In the scriptural tradition, the working of the Spirit at Pentecost is contrasted with the division and confusion caused at Babel as a result of the shameless ambition of humankind.  The Church appears at its birth at Pentecost, as we heard in the first reading, uniting together people from all races and generations and background so that over and above linguistic and cultural difference all understand the message of Jesus.

The world needs the fruits of the Spirit.  A worldview based only on human ambition inevitably leads to divisions and confusion.   The remarkable scientific progress of the twentieth century was not sufficient to avoid the horrible conflicts and deadly ideologies which on many occasions brought shame on that century.   In our world today the world is marked by great wealth and extraordinary technological developments, but also by widespread extreme poverty and numerous humanitarian crises.  The unity of humankind requires more than science.

We live in a world in which for many individualism, self-affirmation and self-sufficiency become the driving force of human activity.  We experience still today situations just as those at the time of the Tower of Babel. Growth, progress, economic interest, profit and power – valid in themselves – are pursued for their own sake, without any regard for the consequences for others, for other areas of life, whether on the poor and excluded, or the environment, or on the global good of inclusion.

We pray today to the “Creator Spirit” as the one who helps us steer the path of human progress in another direction, within a framework respectful of God’s design for his creation, forcing us to transform our individualism and self centeredness into a response of generosity.

For the Christian, God’s design is not about an abstract, distant, disinterested philosophical first cause. God has communicated with us through a person, Jesus Christ, who came to reveal God as love.  Jesus reveals God as self-giving love, through accepting suffering and rejection.   We saw in the Gospel of two Sunday’s ago, how Peter was unable to accept the idea of a God who reveals himself through suffering and reception.  He obviously thought of the Christ as one who would come with power and the trappings of power.

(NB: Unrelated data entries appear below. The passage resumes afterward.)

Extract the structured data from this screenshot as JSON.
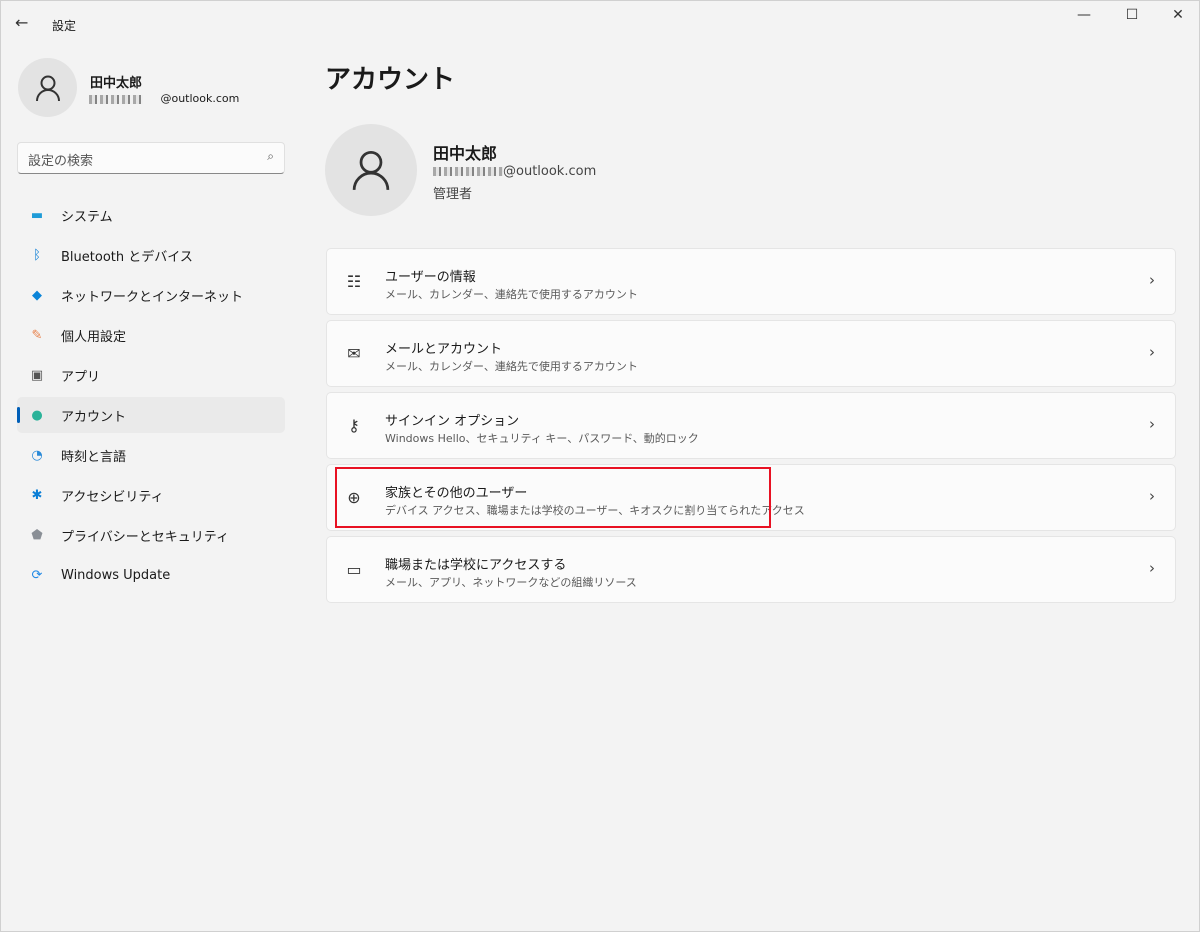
{
  "window": {
    "title": "設定",
    "back_icon": "arrow-left-icon",
    "minimize": "—",
    "maximize": "☐",
    "close": "✕"
  },
  "profile": {
    "name": "田中太郎",
    "email_suffix": "@outlook.com",
    "role": "管理者"
  },
  "search": {
    "placeholder": "設定の検索"
  },
  "sidebar": {
    "items": [
      {
        "label": "システム",
        "icon": "system-icon",
        "color": "#1e9bd7"
      },
      {
        "label": "Bluetooth とデバイス",
        "icon": "bluetooth-icon",
        "color": "#0078d4"
      },
      {
        "label": "ネットワークとインターネット",
        "icon": "wifi-icon",
        "color": "#0a84d8"
      },
      {
        "label": "個人用設定",
        "icon": "brush-icon",
        "color": "#e8804a"
      },
      {
        "label": "アプリ",
        "icon": "apps-icon",
        "color": "#555555"
      },
      {
        "label": "アカウント",
        "icon": "account-icon",
        "color": "#2bb39a",
        "selected": true
      },
      {
        "label": "時刻と言語",
        "icon": "clock-globe-icon",
        "color": "#2a8ad8"
      },
      {
        "label": "アクセシビリティ",
        "icon": "accessibility-icon",
        "color": "#0a7ed6"
      },
      {
        "label": "プライバシーとセキュリティ",
        "icon": "shield-icon",
        "color": "#8a8f96"
      },
      {
        "label": "Windows Update",
        "icon": "update-icon",
        "color": "#1e88e5"
      }
    ]
  },
  "main": {
    "title": "アカウント",
    "cards": [
      {
        "title": "ユーザーの情報",
        "subtitle": "メール、カレンダー、連絡先で使用するアカウント",
        "icon": "user-info-icon"
      },
      {
        "title": "メールとアカウント",
        "subtitle": "メール、カレンダー、連絡先で使用するアカウント",
        "icon": "mail-icon"
      },
      {
        "title": "サインイン オプション",
        "subtitle": "Windows Hello、セキュリティ キー、パスワード、動的ロック",
        "icon": "key-icon"
      },
      {
        "title": "家族とその他のユーザー",
        "subtitle": "デバイス アクセス、職場または学校のユーザー、キオスクに割り当てられたアクセス",
        "icon": "add-user-icon",
        "highlighted": true
      },
      {
        "title": "職場または学校にアクセスする",
        "subtitle": "メール、アプリ、ネットワークなどの組織リソース",
        "icon": "briefcase-icon"
      }
    ]
  },
  "highlight_color": "#e81123"
}
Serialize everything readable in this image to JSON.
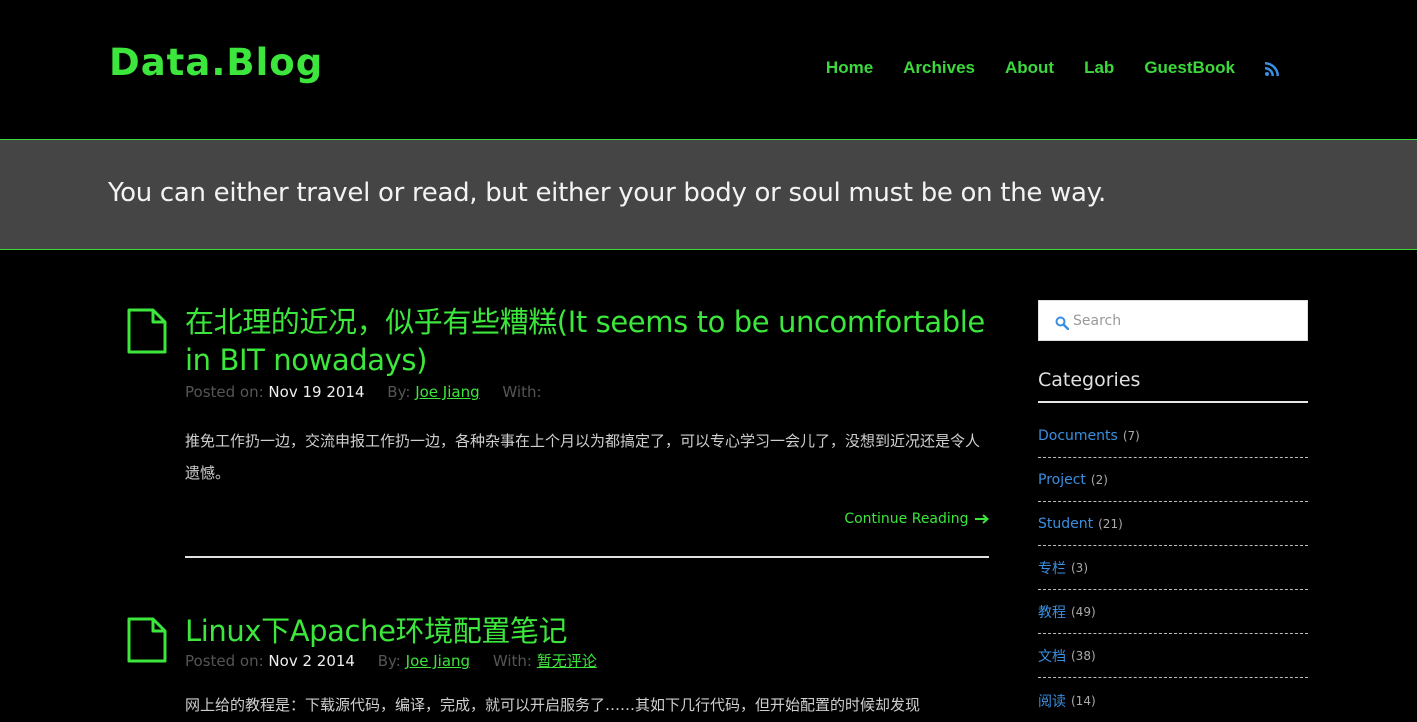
{
  "site": {
    "logo": "Data.Blog",
    "nav": [
      {
        "label": "Home"
      },
      {
        "label": "Archives"
      },
      {
        "label": "About"
      },
      {
        "label": "Lab"
      },
      {
        "label": "GuestBook"
      }
    ],
    "rss_icon": "rss-icon",
    "accent_color": "#3ce63c",
    "link_color": "#3a8fe0"
  },
  "banner": {
    "tagline": "You can either travel or read, but either your body or soul must be on the way."
  },
  "posts": [
    {
      "title": "在北理的近况，似乎有些糟糕(It seems to be uncomfortable in BIT nowadays)",
      "posted_label": "Posted on:",
      "date": "Nov 19 2014",
      "by_label": "By:",
      "author": "Joe Jiang",
      "with_label": "With:",
      "comments": "",
      "excerpt": "推免工作扔一边，交流申报工作扔一边，各种杂事在上个月以为都搞定了，可以专心学习一会儿了，没想到近况还是令人遗憾。",
      "continue": "Continue Reading"
    },
    {
      "title": "Linux下Apache环境配置笔记",
      "posted_label": "Posted on:",
      "date": "Nov 2 2014",
      "by_label": "By:",
      "author": "Joe Jiang",
      "with_label": "With:",
      "comments": "暂无评论",
      "excerpt": "网上给的教程是：下载源代码，编译，完成，就可以开启服务了……其如下几行代码，但开始配置的时候却发现"
    }
  ],
  "sidebar": {
    "search_placeholder": "Search",
    "categories_title": "Categories",
    "categories": [
      {
        "name": "Documents",
        "count": "(7)"
      },
      {
        "name": "Project",
        "count": "(2)"
      },
      {
        "name": "Student",
        "count": "(21)"
      },
      {
        "name": "专栏",
        "count": "(3)"
      },
      {
        "name": "教程",
        "count": "(49)"
      },
      {
        "name": "文档",
        "count": "(38)"
      },
      {
        "name": "阅读",
        "count": "(14)"
      }
    ]
  }
}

What Peter seemed not to have noticed was that Jesus had shown his power. He had shown it through caring for the sick, healing those troubled and anxious, freeing people from the bonds of sin. The power of God is shown through mercy and healing.

In our time, it is the Spirit who takes us by the hand and leads us into the mystery of God’s own life, into a share in God’s own life of love. The one term which all the Creeds apply to the Spirit is “Holy”. The Spirit leads us in holiness, in openness to God, in allowing the divine life of God to penetrate hearts and change them, purifying our sinfulness and self-centeredness and making us into a Spirit-filled people, called to bring the values of the Spirit into the world in which we live and work.